MVDiff: Scalable and Flexible Multi-View Diffusion for 3D Object Reconstruction [CVPRW2024]

Overview

MVDiff is a state-of-the-art diffusion model that generates consistent multi-view images from single-view inputs for high-quality 3D reconstruction.

Key Features

State-of-the-art Performance: Outperforms previous methods by 5-17% across metrics
Multiple Datasets: Support for ShapeNet, CO3D, and GSO datasets
Modular Design: Easy to extend and customize components
Comprehensive Evaluation: Full metric suite (PSNR, SSIM, LPIPS, FID)
3D Reconstruction: Multiple methods including MVS and NeRF-style

Performance

Method	PSNR ↑	SSIM ↑	LPIPS ↓	FID ↓	Runtime (ms)
PixelNeRF	23.17	0.800	0.165	58.3	450
SRN	22.89	0.780	0.178	62.1	380
Zero-1-to-3	25.43	0.840	0.142	45.7	320
One-2-3-45	26.91	0.860	0.128	38.2	280
MVDiff (Ours)	28.42	0.889	0.106	31.5	250

Installation

Prerequisites

Python 3.8+
CUDA 11.7+ (recommended)
16GB+ GPU memory (training)
8GB+ GPU memory (inference)

Quick Install

# Clone repository
git clone https://github.com/EmmanuelleB985/mvdiff.git
cd mvdiff

# Create virtual environment
python -m venv venv
source venv/bin/activate  # On Windows: venv\Scripts\activate

# Install dependencies
pip install -r requirements.txt

# Run tests to verify installation
pytest tests/

Docker Installation

# Build Docker image
docker build -t mvdiff:latest .

# Run container with GPU support
docker run --gpus all -it -p 7860:7860 mvdiff:latest

Development Installation

# Install in development mode with extras
pip install -e ".[dev,test,docs]"

# Install pre-commit hooks
pre-commit install

# Run code quality checks
make lint
make test

Gradio Web Interface

Launch our interactive web demo with a beautiful UI:

python -m mvdiff.app

Python API

from mvdiff import MVDiffPipeline

# Initialize pipeline
pipeline = MVDiffPipeline.from_pretrained("mvdiff/shapenet-base")
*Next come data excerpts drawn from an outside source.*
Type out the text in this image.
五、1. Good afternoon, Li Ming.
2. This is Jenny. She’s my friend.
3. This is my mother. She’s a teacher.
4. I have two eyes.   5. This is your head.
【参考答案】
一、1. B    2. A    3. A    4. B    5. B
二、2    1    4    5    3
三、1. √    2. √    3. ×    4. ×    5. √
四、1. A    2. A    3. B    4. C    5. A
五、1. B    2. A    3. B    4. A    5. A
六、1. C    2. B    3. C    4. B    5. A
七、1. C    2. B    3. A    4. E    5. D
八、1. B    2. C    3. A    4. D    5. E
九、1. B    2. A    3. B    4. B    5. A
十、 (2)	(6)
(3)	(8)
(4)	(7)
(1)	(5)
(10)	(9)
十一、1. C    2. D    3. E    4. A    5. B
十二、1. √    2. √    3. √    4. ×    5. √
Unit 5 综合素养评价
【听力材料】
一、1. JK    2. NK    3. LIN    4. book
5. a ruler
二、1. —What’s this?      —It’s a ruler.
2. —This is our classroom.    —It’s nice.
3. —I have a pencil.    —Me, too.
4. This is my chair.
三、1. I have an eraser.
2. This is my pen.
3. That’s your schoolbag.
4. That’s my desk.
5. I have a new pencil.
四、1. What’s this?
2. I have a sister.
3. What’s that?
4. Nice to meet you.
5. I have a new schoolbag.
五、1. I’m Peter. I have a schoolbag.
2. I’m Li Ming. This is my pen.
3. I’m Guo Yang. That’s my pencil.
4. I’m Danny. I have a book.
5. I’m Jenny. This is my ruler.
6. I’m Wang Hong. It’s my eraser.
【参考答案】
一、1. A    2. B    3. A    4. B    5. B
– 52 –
# Generate multi-view images
views = pipeline(
    image="path/to/image.jpg",
    num_views=16,
    num_inference_steps=50,
    guidance_scale=3.0
)

# Reconstruct 3D
mesh = pipeline.reconstruct_3d(views, method="mvs")
mesh.export("output.obj")

Training

Data Preparation

First, download the datasets:

ShapeNet (requires registration at shapenet.org)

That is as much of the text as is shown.